Forum Moderators: goodroi

Message Too Old, No Replies

robots.txt wildcard

Will this work

         

gosman

11:12 am on Sep 6, 2005 (gmt 0)

10+ Year Member



I have a URL jump script on my site. The purpose of this script is to track visits to our client’s sites. I have noticed that the PHP URL's are being cached and I think I may be incurring a duplicate content penalty because of it.

The links are formatted as follows

show_website.php?id=XX

Will the following in my robots.txt file stop these links being followed?

Disallow: /show_website.*

Lord Majestic

1:22 pm on Sep 6, 2005 (gmt 0)

WebmasterWorld Senior Member 10+ Year Member



It may work for googlebot, but it won't for others -- robots.txt standard is pretty clear that the only place wildcard is acceptable is in the User-Agent definition.

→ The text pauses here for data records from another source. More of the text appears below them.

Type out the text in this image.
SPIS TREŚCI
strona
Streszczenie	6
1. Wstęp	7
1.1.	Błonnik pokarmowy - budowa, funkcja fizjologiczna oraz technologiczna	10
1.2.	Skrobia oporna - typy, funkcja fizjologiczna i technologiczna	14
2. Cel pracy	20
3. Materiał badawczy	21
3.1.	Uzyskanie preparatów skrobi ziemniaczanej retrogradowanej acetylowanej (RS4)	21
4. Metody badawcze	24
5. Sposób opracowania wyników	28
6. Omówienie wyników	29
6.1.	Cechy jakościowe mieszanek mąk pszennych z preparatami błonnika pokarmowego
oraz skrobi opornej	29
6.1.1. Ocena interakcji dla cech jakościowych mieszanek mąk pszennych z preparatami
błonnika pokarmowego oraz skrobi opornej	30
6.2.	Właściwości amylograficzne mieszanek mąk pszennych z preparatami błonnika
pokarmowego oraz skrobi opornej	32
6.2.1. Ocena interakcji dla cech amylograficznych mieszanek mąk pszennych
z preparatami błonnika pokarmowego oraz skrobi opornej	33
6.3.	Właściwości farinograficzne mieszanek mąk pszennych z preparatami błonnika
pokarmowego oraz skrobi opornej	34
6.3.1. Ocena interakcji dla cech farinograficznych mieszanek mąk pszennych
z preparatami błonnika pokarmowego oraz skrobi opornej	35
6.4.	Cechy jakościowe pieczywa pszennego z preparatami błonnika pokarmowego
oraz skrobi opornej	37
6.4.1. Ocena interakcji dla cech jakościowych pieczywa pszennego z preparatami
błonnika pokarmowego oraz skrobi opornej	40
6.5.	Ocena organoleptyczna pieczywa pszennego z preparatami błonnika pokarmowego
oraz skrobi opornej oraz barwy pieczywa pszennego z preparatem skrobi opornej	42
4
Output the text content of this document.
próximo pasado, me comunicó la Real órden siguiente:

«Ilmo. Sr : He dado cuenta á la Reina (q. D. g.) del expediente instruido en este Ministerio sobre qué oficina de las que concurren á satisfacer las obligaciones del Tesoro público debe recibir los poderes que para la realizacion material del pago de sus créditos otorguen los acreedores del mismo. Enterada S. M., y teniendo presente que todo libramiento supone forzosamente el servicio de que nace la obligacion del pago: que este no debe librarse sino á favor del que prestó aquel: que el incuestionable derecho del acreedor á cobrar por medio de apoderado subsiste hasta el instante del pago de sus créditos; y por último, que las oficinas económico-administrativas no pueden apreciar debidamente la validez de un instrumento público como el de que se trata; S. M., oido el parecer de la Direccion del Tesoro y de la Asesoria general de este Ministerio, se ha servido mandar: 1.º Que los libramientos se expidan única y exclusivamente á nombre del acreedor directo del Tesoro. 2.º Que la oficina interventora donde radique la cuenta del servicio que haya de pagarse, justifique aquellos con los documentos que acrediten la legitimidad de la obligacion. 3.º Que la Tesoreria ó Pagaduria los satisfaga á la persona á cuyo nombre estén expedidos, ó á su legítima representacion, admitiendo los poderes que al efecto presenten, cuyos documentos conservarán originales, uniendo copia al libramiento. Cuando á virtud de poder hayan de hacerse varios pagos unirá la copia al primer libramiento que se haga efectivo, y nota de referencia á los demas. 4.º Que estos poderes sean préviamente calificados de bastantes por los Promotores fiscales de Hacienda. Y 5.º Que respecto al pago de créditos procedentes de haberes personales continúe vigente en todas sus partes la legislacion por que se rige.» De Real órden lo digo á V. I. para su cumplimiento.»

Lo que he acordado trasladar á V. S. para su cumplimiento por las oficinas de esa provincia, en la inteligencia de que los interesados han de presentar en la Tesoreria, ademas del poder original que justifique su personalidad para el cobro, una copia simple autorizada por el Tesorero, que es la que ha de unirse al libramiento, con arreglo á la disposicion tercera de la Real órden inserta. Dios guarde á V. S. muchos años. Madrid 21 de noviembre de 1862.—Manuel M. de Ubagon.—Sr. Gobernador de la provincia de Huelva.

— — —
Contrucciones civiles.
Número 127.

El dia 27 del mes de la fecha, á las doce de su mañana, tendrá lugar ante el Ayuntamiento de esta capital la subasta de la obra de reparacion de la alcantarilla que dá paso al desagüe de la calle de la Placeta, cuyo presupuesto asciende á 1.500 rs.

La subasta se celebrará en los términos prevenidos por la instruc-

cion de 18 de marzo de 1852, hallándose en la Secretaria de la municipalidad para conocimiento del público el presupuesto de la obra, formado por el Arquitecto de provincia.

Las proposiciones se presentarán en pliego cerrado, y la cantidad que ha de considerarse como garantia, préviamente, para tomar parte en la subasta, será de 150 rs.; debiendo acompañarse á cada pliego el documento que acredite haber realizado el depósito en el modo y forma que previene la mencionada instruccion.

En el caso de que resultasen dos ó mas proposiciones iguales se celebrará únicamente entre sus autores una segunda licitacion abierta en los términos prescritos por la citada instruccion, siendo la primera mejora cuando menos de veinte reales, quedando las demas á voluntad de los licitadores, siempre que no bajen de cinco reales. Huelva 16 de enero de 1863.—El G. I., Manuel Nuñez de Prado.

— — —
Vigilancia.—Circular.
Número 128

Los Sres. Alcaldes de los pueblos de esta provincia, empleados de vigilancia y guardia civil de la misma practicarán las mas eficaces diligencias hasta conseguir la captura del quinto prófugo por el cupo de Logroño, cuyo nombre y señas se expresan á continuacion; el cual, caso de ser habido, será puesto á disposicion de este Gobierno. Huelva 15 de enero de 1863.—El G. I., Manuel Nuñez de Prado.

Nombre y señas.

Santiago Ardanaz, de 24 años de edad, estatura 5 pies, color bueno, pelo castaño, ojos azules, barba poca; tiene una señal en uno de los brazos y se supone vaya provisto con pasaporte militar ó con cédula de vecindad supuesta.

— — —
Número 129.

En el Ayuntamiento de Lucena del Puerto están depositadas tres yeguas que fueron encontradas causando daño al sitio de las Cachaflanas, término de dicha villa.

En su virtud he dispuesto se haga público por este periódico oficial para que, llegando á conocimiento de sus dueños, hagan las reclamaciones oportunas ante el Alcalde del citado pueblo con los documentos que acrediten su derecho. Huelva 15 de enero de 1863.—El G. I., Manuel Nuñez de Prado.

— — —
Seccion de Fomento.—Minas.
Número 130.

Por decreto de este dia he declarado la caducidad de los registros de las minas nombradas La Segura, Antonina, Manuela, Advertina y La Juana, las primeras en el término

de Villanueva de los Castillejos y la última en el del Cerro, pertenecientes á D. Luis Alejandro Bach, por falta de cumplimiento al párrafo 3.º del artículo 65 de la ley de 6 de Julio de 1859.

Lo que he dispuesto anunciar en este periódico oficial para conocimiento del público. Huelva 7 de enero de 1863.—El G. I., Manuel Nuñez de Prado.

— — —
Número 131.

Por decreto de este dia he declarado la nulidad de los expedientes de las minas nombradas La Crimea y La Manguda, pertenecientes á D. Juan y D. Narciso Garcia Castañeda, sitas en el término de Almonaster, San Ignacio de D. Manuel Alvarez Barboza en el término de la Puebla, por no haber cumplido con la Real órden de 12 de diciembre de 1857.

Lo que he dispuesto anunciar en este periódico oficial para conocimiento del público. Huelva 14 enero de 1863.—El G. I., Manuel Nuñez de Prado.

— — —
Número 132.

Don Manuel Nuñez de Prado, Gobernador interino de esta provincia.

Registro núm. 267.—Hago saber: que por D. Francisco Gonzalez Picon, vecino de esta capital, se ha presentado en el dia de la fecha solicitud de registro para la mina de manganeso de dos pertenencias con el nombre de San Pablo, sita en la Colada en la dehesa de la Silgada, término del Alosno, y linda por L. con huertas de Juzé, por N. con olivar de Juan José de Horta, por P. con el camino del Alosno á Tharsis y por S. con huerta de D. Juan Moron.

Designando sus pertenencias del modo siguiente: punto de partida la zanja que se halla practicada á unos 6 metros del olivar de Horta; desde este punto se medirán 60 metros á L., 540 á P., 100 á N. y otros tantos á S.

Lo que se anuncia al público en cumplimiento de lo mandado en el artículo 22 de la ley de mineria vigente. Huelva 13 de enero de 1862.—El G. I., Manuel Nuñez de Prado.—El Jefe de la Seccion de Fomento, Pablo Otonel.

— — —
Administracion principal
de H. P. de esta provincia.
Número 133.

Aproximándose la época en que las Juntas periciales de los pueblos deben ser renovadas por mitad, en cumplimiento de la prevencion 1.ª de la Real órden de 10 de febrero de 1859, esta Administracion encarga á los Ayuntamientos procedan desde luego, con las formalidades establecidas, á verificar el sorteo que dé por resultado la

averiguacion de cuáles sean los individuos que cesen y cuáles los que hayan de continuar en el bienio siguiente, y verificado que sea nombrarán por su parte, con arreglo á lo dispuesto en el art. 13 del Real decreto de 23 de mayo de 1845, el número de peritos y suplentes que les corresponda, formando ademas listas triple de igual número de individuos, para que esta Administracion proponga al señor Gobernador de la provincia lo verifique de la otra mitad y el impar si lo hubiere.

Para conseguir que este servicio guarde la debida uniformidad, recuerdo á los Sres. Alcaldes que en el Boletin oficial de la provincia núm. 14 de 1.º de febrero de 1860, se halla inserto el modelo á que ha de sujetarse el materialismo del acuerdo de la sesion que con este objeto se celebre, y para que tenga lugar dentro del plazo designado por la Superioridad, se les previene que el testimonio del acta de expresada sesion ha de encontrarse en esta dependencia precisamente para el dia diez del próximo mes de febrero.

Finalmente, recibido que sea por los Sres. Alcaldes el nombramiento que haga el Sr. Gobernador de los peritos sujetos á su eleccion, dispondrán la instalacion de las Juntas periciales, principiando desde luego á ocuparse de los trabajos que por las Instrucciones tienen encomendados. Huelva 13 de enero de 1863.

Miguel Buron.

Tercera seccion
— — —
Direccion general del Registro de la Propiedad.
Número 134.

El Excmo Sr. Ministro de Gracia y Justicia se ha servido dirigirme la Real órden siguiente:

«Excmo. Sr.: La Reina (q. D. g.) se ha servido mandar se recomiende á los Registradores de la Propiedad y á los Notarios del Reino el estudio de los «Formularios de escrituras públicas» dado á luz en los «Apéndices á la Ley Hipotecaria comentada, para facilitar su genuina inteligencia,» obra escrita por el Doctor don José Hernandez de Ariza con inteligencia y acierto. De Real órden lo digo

Now, the good news is that in your case you don't need wildcards -- the standard requires checking of given URL starts with whatever you have in disallow field. This means that it effectively has a wildcard at the end of it, so you get what you want by changing your robots.txt to:

Disallow: /show_website.

gosman

1:32 pm on Sep 6, 2005 (gmt 0)

10+ Year Member



Thanks Lord_Majestic

twebdonny

1:43 pm on Sep 6, 2005 (gmt 0)



Hello,
We are trying to remove wildcard type pages from
our indexed site, ie pages that are being indexed with a
? mark after them, www.name.com/?

so we used the information for such removal and placed
User-agent: Googlebot
Disallow: /*?

in our robots.txt file

However, then when attempting to use the url removal tool
for this we get the follwoing message:

URLs cannot have wild cards in them (e.g. "*"). The following line
contains a wild card:
DISALLOW /*?

so what it be? How can we get these pages removed?

Thanks

Lord Majestic

1:51 pm on Sep 6, 2005 (gmt 0)

WebmasterWorld Senior Member 10+ Year Member



The URL removal tool must not be supporting wildcards, which should not have been used in the first place. You will have to follow robots.txt standard to ensure good compatibility with tools that use robots.txt.

twebdonny

1:54 pm on Sep 6, 2005 (gmt 0)



So any idea on how to remove these? type pages
that we didn't want indexed in the first place?
I am afraid that if I attempt the Google removal
tool specifically on them, it may remove the original
page with the wildcard and that would be bery berry bad.

Lord Majestic

1:59 pm on Sep 6, 2005 (gmt 0)

WebmasterWorld Senior Member 10+ Year Member



You will need to read up on what exactly URL removal tool requires, I never used and I think its off-topic in this forum. As far as robots.txt is concerned it is not adviseable to use wildcards.